Liver Posters

Monday July 02, 2018 from 16:30 to 17:30

Room: Hall 10 - Exhibition

P.813 Sarcopenia no longer impacts survival after LDLT managed with early enteral feeding protocols but its postoperative prevalence is still significant

Riccardo Pravisani, Italy

Resident MD
General Surgery and Transplantation Unit, Department of Medicine
University of Udine

Abstract

Sarcopenia no Longer Impacts Survival After LDLT Managed with Early Enteral Feeding Protocols but its Postoperative Prevalence is Still Significant

Riccardo Pravisani1,2, Akihiko Soyama 1, Miriam Isola3, Mitsuhisa Takatsuki 1, Masaaki Hidaka1, Tomohiko Adachi 1, Shinichiro Ono1, Takanobu Hara1, Takashi Hamada 1, Umberto Baccarani2, Andrea Risaliti2, Susumu Eguchi1.
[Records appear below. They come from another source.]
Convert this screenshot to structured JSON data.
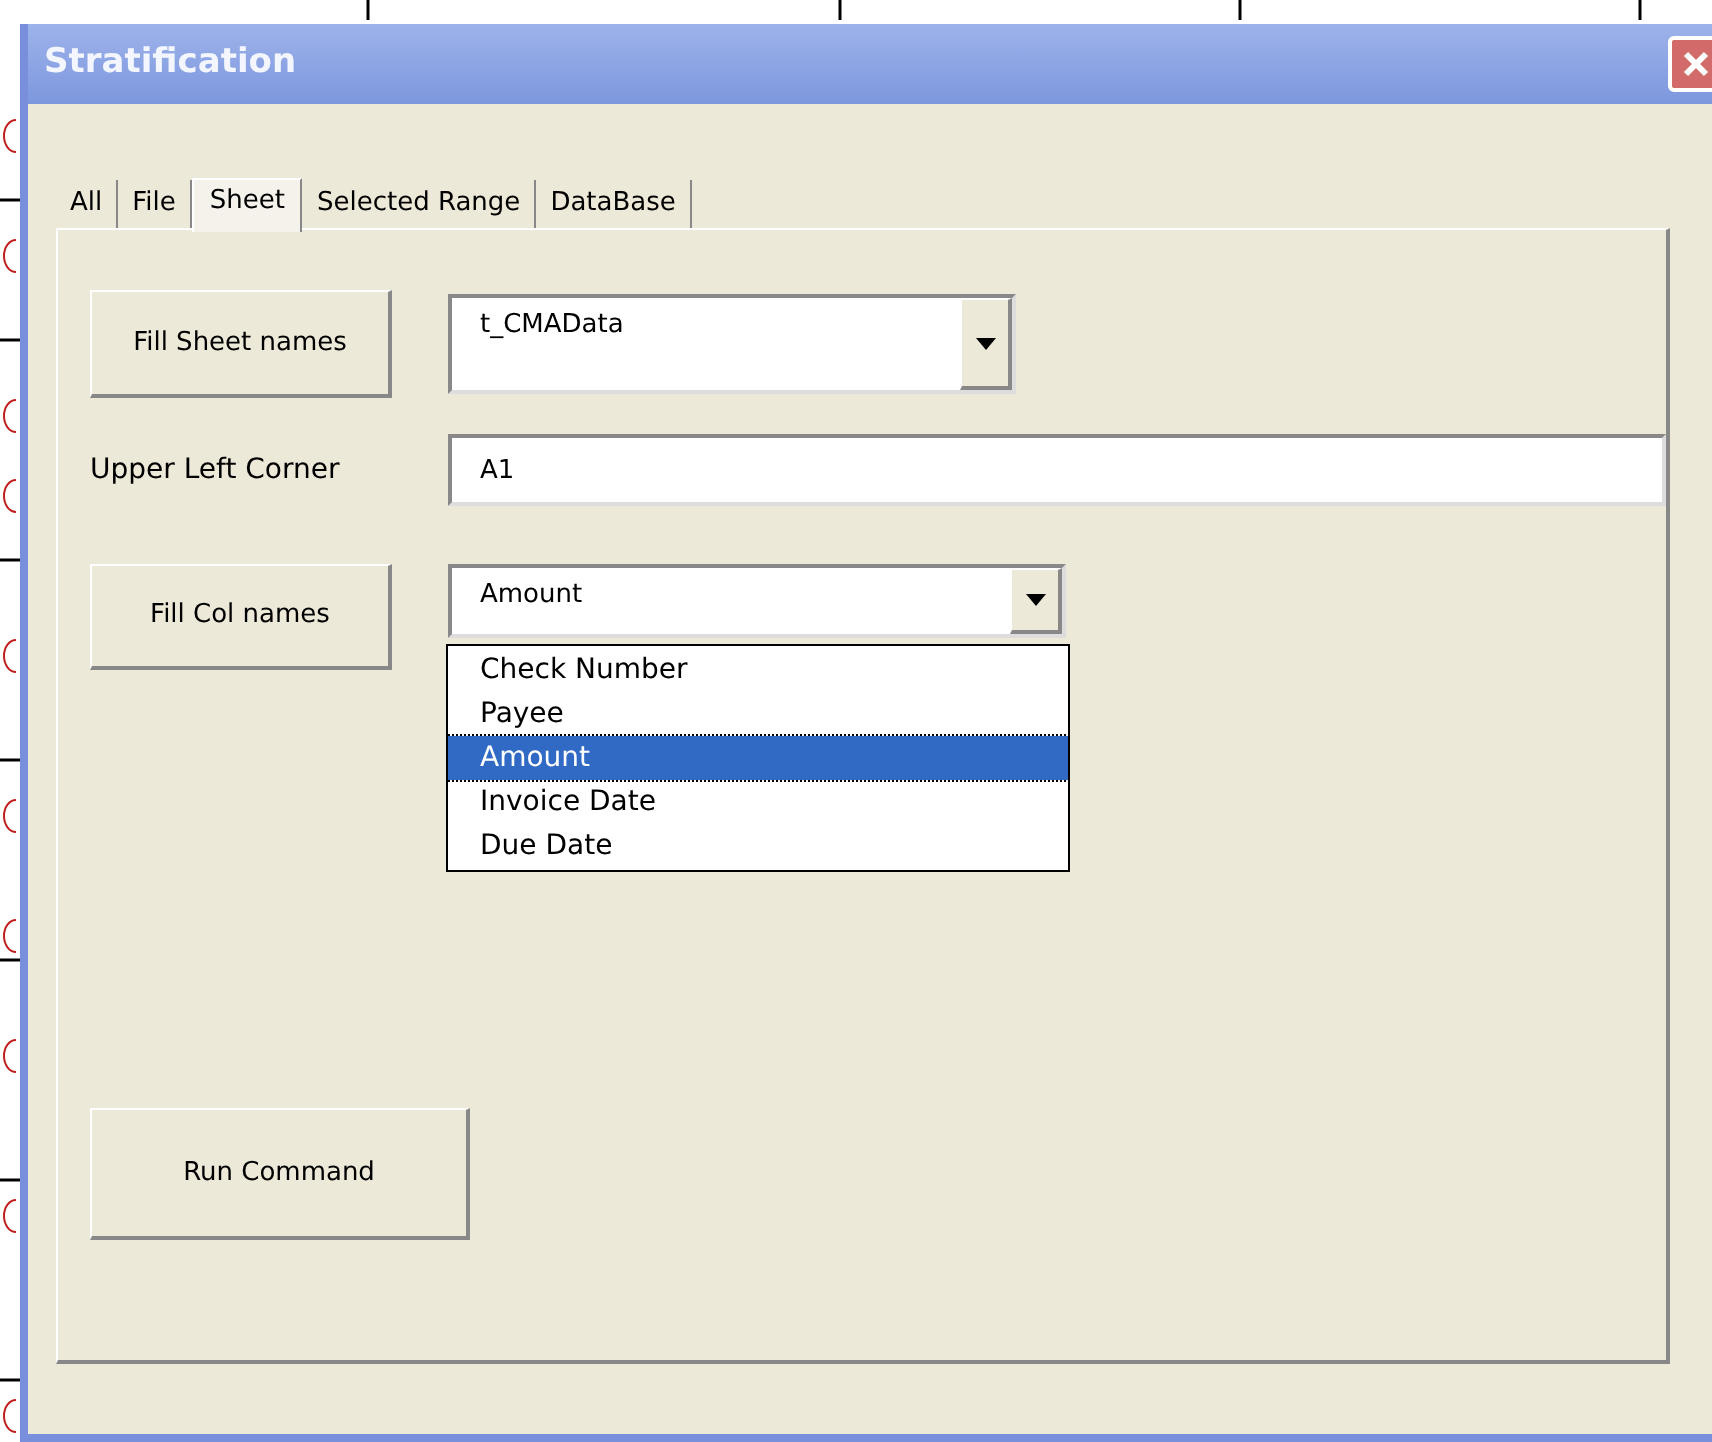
{
  "window": {
    "title": "Stratification"
  },
  "tabs": [
    {
      "label": "All",
      "selected": false
    },
    {
      "label": "File",
      "selected": false
    },
    {
      "label": "Sheet",
      "selected": true
    },
    {
      "label": "Selected Range",
      "selected": false
    },
    {
      "label": "DataBase",
      "selected": false
    }
  ],
  "sheet_names": {
    "button": "Fill Sheet names",
    "value": "t_CMAData"
  },
  "upper_left_corner": {
    "label": "Upper Left Corner",
    "value": "A1"
  },
  "col_names": {
    "button": "Fill Col names",
    "value": "Amount",
    "expanded": true,
    "options": [
      {
        "label": "Check Number",
        "selected": false
      },
      {
        "label": "Payee",
        "selected": false
      },
      {
        "label": "Amount",
        "selected": true
      },
      {
        "label": "Invoice Date",
        "selected": false
      },
      {
        "label": "Due Date",
        "selected": false
      }
    ]
  },
  "run_button": "Run Command"
}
1Department of Surgery , Nagasaki University Graduate School of Biomedical Sciences , Nagasaki, Japan; 2General Surgery and Transplantation Unit, Department of Medicine, University of Udine, Udine, Italy; 3Division of Medical Statistics, University of Udine, Udine, Italy

Introduction: Sarcopenia is defined as pathological reduction of muscle mass and strength, frequently diagnosed in patients with end-stage liver cirrhoses. Independently from MELD score, it is associated with high morbidity and mortality before and after liver transplantation. The introduction of early enteral feeding (EEF) protocols in the postoperative management of transplanted patients have enhanced promising results. The aim of the study was to evaluate the outcome of LDLT patients managed with EEF in terms of impact on survival of preoperative sarcopenia and clinical evolution of sarcopenia after transplantation.
Materials and Methods: During the period January 2008 - June 2016 138 LDLT patients  were investigated for preoperative sarcopenia. The skeletal muscle index at L3 level (L3-SMI) was used as method of muscle mass measurement and it was calculated with SYNPSE VINCENT. The cutoff for the diagnosis of sarcopenia was L3-SMI<42 cm2/m2 for men and L3-SMI<38 cm2/m2 for women, as stated by the Japan Society of Hepatology guidelines.  The study population was divided in 2 groups (preLT-sarcopenia group: 86pts Vs control: 52pts) and the overall survival was compared. Among the patients with an overall survival >1year (114 pts) the trend of SMI was analyzed  at 1 month and 1 year after LDLT and the risk factors for presence of sarcopenia at 1 year follow up were determined.
Results: Preoperative sarcopenia was recognized in 37.5% of cases. PreLT-sarcopenia  and control groups were homogenous in terms of age, sex, MELD, GV/SLV% and HCV-HBV status. HCC diagnosis was higher in control group (p<0.01) but did not have any impact on survival (p=0.43). Overall survival at 1,3,5 year was 82.6%, 76.5% and 69.5% respectively without any significant difference between pre-LT sarcopenic and control groups (p=0.30). At 1 year after LDLT, 28.9% of patients were sarcopenic, without any significant change of prevalence in comparison to the preoperative phase (37.5%, p=0.52) nor 1 month post-LT (30.7%, p=0.42). At univariate analysis BMI (HR 0.04, p<0.01), MELD score (HR 0.03, p=0.02), post-LT ICU length of stay (HR 0.05, p=0.02), biliary complications (HR 1.48, p=0.05), preoperative sarcopenia (HR 4.62, p<0.01), 1 month post-LT sarcopenia (HR 5.8, p<0.01) resulted significant risk factors for sarcopenia at 1 year post-LT. Post-LT ICU length of stay (HR 0.07, p 0.03), biliary complications (HR 4.4, p=0.02), preoperative sarcopenia (HR 2.07, p=0.05), 1 month post-LT sarcopenia (HR 7, p<0.01),  maintained significance even at multivariate analysis.
Conclusion: Postoperative EEF protocols do reverse the negative impact on survival of preoperative sarcopenia but they currently do not reduce its prevalence at 1 year after LDLT. Interventions aimed to reverse sarcopenia before LT and to reduce the incidence of biliary complications after LT may also improve the patients' long-term recovery from sarcopenia.